3. Value your time - If your business is your passion it can be really easy to fall into the trap of giving up your own time for free. That is bad business. A good rule of thumb is to imagine asking a friend to do the task for you - would you expect them to do it for free? When I first started out I would buy vintage furniture that needed work to do up. Sounds great, until you realise you just spent three whole days sanding down a bloody Ercol chair and still have to pay for new webbing (the base straps) and cushions. Seeing something you think you can resell for a £50 profit is great - but not if it is going to take you 3 days work plus other extras. Always value your time, an easy way to do this is to charge yourself at least minimum wage for any tasks you have to do.
4. Don't feel obliged - This is one that I really struggled with at first, I always felt obliged to give friends and family discounts. Actually even if I'd spoken to someone for 5 seconds I felt I had made a connection with them and that I should give them a discount. Now, I'm not saying you can't give discounts at all but don't feel like you have to. If someone wants to buy something from you then its because they like what you do. If your friends and family want to buy something from you then let them support your business, take it as a sign they believe in you.
Also just because you bought something for less than you are retailing it doesn't mean you should feel guilty about charging more for it - that is how retail works! You have worked hard to source, curate, style, clean, make, refurbish, photograph.... every single thing no matter how small that YOU do to each item adds to its value. And that is in addition to any other fees you might incur - travel, website, rent, utilities, taxes and so on.

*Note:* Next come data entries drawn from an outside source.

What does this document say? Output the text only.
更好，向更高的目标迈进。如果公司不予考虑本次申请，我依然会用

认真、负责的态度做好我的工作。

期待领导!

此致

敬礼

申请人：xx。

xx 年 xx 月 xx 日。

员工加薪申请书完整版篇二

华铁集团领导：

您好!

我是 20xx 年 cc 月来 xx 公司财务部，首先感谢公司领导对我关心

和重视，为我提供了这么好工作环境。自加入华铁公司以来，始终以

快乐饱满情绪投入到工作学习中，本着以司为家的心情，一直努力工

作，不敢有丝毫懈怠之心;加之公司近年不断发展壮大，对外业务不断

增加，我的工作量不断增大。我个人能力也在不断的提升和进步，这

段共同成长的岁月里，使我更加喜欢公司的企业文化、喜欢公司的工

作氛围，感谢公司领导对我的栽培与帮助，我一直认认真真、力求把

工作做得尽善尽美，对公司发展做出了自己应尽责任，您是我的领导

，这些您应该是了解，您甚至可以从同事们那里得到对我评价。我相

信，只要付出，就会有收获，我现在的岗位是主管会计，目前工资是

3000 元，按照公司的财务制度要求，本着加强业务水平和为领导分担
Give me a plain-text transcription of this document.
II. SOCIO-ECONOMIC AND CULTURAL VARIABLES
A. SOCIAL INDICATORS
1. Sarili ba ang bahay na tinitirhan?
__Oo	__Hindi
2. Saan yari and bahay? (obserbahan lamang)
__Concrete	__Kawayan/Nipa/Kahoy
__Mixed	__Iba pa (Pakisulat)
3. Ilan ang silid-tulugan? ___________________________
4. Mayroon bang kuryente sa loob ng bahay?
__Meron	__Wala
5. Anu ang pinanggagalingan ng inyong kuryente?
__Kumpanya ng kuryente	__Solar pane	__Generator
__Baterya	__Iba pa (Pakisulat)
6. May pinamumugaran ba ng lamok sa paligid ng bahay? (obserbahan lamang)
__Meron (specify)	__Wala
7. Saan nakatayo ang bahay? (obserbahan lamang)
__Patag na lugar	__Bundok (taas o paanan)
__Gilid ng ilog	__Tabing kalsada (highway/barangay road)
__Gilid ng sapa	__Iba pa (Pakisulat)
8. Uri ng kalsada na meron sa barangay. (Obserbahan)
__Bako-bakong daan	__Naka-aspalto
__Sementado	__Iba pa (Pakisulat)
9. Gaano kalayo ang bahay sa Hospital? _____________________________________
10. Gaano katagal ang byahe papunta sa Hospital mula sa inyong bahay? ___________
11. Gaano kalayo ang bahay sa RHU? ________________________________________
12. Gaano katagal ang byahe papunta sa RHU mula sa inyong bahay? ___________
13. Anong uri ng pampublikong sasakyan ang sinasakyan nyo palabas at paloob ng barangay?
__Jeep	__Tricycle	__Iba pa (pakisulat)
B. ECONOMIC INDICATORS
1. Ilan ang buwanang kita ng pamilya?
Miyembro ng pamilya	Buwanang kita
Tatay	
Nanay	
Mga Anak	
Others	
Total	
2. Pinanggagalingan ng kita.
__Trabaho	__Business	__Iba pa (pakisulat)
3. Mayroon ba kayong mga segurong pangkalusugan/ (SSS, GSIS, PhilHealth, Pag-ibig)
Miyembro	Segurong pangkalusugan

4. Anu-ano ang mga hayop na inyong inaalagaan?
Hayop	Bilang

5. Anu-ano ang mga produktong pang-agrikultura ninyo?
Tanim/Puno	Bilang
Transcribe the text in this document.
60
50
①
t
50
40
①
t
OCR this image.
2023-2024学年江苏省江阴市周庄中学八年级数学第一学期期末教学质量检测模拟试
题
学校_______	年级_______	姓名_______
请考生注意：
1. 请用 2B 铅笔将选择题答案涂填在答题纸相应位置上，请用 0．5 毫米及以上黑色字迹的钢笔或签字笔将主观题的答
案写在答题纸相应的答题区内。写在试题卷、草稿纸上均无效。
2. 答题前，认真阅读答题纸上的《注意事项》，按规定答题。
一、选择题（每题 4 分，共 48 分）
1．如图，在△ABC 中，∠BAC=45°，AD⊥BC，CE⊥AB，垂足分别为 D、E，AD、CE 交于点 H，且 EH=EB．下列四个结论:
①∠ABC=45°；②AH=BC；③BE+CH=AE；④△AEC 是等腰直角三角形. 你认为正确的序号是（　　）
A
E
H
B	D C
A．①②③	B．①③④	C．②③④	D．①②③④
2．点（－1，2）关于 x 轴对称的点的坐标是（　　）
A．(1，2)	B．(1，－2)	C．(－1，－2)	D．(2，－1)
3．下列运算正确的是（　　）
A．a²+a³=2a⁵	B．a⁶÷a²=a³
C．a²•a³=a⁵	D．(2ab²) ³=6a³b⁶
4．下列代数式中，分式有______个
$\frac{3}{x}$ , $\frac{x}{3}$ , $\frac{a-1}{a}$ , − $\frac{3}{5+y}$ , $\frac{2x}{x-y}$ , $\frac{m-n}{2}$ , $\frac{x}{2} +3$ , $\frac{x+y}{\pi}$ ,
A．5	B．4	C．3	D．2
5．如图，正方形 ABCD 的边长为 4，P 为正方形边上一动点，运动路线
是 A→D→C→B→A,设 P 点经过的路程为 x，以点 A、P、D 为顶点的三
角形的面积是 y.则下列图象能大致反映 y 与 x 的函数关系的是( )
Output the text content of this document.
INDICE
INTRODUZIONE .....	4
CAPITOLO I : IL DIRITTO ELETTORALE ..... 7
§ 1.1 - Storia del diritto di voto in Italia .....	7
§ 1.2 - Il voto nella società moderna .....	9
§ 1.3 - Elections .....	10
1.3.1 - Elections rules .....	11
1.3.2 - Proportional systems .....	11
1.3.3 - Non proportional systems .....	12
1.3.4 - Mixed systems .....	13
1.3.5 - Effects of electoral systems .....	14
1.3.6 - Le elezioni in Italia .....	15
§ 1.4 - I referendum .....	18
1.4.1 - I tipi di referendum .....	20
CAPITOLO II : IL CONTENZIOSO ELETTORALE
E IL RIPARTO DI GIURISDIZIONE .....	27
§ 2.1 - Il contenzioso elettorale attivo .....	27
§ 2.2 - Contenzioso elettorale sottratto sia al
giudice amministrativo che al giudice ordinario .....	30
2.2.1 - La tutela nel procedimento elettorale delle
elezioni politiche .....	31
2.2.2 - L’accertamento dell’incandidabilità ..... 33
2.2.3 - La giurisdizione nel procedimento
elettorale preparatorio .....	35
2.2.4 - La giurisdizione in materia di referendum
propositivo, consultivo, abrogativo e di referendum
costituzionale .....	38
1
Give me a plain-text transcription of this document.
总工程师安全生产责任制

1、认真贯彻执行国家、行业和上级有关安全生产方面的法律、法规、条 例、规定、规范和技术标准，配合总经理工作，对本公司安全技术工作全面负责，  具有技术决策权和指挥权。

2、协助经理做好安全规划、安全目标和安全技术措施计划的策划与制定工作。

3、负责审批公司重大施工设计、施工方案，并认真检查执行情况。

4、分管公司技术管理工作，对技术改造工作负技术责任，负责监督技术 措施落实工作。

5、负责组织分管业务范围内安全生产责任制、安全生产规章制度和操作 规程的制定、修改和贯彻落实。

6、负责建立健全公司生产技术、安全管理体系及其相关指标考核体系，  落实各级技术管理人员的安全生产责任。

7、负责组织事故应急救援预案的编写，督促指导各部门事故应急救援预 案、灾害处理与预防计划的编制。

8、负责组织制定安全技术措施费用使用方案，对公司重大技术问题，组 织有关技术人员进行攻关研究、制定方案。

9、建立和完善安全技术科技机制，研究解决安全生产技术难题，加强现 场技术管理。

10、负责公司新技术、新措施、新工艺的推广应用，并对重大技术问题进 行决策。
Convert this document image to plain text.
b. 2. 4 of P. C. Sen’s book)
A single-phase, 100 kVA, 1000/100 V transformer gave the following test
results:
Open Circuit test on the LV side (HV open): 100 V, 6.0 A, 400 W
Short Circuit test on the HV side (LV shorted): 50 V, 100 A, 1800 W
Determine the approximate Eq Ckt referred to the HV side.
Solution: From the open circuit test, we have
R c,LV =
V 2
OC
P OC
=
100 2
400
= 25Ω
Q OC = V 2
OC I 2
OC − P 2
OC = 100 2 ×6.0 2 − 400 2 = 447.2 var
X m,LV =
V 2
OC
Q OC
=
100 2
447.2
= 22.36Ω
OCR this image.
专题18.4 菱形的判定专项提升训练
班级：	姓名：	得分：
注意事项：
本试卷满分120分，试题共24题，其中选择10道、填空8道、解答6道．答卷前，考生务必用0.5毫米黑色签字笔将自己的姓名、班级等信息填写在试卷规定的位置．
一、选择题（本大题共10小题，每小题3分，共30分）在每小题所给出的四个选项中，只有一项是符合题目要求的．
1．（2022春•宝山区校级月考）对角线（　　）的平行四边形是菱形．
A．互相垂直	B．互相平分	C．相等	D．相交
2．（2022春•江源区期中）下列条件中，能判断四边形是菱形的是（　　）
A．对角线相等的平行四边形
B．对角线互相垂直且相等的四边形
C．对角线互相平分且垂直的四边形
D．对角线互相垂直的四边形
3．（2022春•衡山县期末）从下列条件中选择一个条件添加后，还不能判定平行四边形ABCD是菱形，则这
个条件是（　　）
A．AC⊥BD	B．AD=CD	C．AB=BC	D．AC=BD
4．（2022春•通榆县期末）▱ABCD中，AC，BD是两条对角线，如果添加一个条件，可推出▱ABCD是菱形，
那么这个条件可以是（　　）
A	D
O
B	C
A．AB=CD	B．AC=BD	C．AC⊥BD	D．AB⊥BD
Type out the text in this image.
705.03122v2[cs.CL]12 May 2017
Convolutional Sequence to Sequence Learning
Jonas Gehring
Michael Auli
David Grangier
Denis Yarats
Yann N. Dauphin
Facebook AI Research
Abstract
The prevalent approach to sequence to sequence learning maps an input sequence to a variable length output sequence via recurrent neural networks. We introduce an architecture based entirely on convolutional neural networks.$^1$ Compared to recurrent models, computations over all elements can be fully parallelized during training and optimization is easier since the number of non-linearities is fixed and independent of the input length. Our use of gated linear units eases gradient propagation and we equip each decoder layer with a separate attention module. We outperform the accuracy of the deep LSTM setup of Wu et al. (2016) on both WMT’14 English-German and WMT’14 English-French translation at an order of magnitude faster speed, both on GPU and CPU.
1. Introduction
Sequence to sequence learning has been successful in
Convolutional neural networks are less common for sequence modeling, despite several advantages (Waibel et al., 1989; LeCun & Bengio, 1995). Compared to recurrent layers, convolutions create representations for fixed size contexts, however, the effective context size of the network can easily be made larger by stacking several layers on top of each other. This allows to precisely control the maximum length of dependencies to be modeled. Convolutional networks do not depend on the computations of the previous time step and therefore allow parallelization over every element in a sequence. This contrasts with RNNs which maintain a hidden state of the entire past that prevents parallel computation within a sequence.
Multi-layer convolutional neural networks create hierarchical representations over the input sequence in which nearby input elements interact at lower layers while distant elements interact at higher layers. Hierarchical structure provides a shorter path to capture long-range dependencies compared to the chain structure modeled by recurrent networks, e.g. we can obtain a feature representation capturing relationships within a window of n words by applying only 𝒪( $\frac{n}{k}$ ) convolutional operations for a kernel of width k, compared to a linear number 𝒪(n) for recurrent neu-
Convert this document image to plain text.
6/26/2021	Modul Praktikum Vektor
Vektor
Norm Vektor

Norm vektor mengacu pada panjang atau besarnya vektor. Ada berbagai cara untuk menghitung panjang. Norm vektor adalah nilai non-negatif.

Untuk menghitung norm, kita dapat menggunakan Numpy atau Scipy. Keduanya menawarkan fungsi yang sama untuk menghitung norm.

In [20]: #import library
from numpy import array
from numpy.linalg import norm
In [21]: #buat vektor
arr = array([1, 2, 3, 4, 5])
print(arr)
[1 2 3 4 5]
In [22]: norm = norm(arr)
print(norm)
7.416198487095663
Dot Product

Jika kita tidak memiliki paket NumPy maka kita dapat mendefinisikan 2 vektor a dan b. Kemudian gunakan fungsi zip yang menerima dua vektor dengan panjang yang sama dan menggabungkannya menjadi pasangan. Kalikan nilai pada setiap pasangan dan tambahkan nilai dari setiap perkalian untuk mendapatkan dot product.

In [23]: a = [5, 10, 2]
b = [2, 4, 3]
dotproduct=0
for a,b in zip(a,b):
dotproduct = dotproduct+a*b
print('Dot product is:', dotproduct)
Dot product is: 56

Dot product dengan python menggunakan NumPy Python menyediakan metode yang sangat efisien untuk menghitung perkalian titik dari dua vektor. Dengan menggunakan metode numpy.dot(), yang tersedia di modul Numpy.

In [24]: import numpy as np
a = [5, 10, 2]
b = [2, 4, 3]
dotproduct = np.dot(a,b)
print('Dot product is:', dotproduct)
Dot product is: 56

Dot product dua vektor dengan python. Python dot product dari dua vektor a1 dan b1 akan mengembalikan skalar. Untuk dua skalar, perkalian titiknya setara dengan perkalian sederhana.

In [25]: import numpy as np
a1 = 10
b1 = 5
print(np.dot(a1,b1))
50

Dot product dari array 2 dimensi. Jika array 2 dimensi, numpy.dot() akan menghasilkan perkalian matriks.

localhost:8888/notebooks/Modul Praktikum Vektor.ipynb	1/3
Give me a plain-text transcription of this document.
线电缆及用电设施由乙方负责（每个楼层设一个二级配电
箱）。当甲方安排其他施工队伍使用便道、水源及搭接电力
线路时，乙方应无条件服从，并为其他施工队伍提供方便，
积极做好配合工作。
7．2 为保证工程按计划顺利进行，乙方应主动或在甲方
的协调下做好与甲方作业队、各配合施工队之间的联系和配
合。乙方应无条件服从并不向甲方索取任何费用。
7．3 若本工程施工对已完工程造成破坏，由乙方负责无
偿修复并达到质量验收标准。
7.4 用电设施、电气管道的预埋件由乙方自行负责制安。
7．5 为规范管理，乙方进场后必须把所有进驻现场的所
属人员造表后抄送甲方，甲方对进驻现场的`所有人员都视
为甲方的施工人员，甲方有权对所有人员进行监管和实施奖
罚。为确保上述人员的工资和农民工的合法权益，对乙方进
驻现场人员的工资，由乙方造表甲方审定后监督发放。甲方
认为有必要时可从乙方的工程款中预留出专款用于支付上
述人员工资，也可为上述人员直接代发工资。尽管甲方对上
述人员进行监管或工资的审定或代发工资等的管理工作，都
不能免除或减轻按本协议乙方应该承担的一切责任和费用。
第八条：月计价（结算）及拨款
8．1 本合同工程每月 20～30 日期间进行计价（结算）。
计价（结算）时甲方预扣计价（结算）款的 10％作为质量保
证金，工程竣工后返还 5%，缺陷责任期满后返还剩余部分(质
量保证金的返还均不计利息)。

5. Fuck the Rules - I think people in mind to set up their own business have a bit of a wanting to do their own thing attitude anyway. But there will always be negative influences. By this I don't mean disregarding sound advice, more question where the 'advice' is coming from - it's usually a place of fear. I had a fair few people question my sanity when I told them I'd quit my very well paid, highly regarded job and turned down another to set up my own business on a whim. At first I didn't really have much more of clue about what I was going to do other than 'sell cool stuff' so I did see their concern. These were people who cared about me and didn't want to see me make a bad decision. But I knew that it would work for the sole reason that it had to work, this WAS the Plan B, I was putting everything into it and so I would 100% ensure that it worked. Did I have a business plan? Nope. Did I even know what I would be doing in 12 months time? Nope. All I knew is that it was going to work. Also other 'advise' I'd like to chuck in the bin, 'it takes 3 years for most businesses to make a profit' again nope, I didn't have 3 years I needed to make a profit from the start so I made sure I did. That's not to say every decision I made was profitable, I've made some right cock-ups but over all I kept money in the bank. Finally for anyone who says you need to follow your head and not your heart, again nope, Dogwood Lifestyle is through and through built on decisions from my heart. If it feels right I go with it, I trust myself, I trust my instinct and everything I've learnt in life. That's how I live my life and its how I run my business - seems to be working out ok!
One last note, I won't wish you luck, I will wish you courage and success!